Between One-Night Stands and Soul Mates

I have described the opposite ends of the emotional attachment continuum. One-night stands usually involve little or no emotional attachment while those who consider themselves to be soul mates are highly attached to each other. In between these two poles of my continuum lie the majority of affairs, involving various degrees of emotional attachment.

Marital recovery requires a complete separation of the wayward spouse and the lover, and the separation of “soul mates” is quite a challenge. They are usually the most difficult to separate.
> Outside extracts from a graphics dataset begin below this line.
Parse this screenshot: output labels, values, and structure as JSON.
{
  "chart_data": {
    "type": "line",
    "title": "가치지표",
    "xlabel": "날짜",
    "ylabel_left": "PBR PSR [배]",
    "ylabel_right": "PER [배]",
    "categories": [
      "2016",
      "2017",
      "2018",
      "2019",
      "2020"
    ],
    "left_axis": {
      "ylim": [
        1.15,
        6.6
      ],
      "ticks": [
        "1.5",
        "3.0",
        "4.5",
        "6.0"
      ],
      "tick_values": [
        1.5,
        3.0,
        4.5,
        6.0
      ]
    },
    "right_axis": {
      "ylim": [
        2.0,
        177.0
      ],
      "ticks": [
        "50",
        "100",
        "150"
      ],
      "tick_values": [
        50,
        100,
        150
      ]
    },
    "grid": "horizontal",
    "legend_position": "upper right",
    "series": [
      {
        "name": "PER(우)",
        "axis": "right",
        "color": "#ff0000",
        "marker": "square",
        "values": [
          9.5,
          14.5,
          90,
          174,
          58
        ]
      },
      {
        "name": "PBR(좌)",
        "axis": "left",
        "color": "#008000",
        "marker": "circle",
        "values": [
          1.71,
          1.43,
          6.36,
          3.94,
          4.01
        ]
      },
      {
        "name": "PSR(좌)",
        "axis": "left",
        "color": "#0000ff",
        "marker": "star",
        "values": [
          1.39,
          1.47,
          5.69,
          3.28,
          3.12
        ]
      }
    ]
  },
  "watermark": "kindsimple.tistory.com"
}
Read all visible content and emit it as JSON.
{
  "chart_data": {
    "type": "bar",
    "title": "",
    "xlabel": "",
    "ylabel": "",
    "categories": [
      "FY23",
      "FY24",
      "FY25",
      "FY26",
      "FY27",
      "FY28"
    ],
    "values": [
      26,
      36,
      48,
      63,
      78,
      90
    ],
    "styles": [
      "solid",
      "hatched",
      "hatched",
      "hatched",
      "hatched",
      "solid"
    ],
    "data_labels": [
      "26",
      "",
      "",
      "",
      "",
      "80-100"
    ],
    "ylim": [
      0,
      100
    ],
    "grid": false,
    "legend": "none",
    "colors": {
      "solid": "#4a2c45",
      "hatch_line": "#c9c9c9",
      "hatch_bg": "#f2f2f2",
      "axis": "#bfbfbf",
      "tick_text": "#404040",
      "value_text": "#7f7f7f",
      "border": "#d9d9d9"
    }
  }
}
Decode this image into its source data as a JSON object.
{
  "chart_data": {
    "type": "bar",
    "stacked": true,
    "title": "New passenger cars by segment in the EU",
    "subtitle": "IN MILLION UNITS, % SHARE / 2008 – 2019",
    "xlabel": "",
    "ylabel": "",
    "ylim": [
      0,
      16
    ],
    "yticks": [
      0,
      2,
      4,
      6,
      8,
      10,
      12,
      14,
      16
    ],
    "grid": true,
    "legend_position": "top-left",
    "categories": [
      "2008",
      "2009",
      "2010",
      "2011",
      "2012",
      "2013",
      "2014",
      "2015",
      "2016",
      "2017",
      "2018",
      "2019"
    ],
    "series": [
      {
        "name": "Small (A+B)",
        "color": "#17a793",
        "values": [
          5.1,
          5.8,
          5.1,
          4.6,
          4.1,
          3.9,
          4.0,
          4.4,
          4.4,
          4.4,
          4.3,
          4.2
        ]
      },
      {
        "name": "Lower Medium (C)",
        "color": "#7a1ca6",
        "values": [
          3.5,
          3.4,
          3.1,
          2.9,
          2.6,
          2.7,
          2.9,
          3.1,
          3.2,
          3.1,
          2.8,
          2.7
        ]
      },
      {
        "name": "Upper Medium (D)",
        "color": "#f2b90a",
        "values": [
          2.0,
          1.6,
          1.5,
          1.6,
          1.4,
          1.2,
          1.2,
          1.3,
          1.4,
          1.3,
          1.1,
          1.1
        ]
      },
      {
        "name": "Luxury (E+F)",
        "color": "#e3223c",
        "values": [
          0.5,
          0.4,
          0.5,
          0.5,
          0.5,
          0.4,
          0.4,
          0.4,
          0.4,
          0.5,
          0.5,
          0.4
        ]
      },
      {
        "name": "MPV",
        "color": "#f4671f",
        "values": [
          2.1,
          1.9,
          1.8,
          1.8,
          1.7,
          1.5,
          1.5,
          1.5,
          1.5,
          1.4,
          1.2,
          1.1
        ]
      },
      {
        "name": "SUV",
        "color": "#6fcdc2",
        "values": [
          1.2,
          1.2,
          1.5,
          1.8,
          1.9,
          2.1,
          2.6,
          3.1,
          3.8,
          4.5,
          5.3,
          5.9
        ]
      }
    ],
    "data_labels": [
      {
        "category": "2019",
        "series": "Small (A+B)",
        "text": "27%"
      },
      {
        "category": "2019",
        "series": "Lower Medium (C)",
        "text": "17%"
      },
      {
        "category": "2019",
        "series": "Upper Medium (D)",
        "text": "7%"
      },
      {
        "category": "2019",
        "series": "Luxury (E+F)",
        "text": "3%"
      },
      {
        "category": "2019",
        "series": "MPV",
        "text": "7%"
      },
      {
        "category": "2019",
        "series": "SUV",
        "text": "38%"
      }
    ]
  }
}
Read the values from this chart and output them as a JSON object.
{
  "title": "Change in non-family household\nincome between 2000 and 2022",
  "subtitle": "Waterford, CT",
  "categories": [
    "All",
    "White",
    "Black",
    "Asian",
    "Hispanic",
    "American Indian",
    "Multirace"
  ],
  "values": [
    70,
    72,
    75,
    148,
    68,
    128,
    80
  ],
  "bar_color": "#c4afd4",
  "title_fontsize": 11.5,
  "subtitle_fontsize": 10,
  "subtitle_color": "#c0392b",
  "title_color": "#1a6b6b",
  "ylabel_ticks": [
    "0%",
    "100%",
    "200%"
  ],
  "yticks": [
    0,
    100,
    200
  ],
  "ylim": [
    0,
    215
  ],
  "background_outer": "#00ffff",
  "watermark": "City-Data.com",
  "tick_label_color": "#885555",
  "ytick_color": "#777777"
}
I won’t ignore one-night stands and affairs with less attachment, but those who engage in them are usually willing to end the relationship without much fuss.

However, whether an affair is a one-night stand, years of intimate friendship with sexual contact, or anything in between, the way to end the affair and restore a marriage is essentially the same. So even though my initial example is the affair of soul mates, the methods I suggest for ending an affair restoring the marriage should be applied to all affairs.

Adapted from Surviving an Affair, by Dr. William F. Harley, Jr.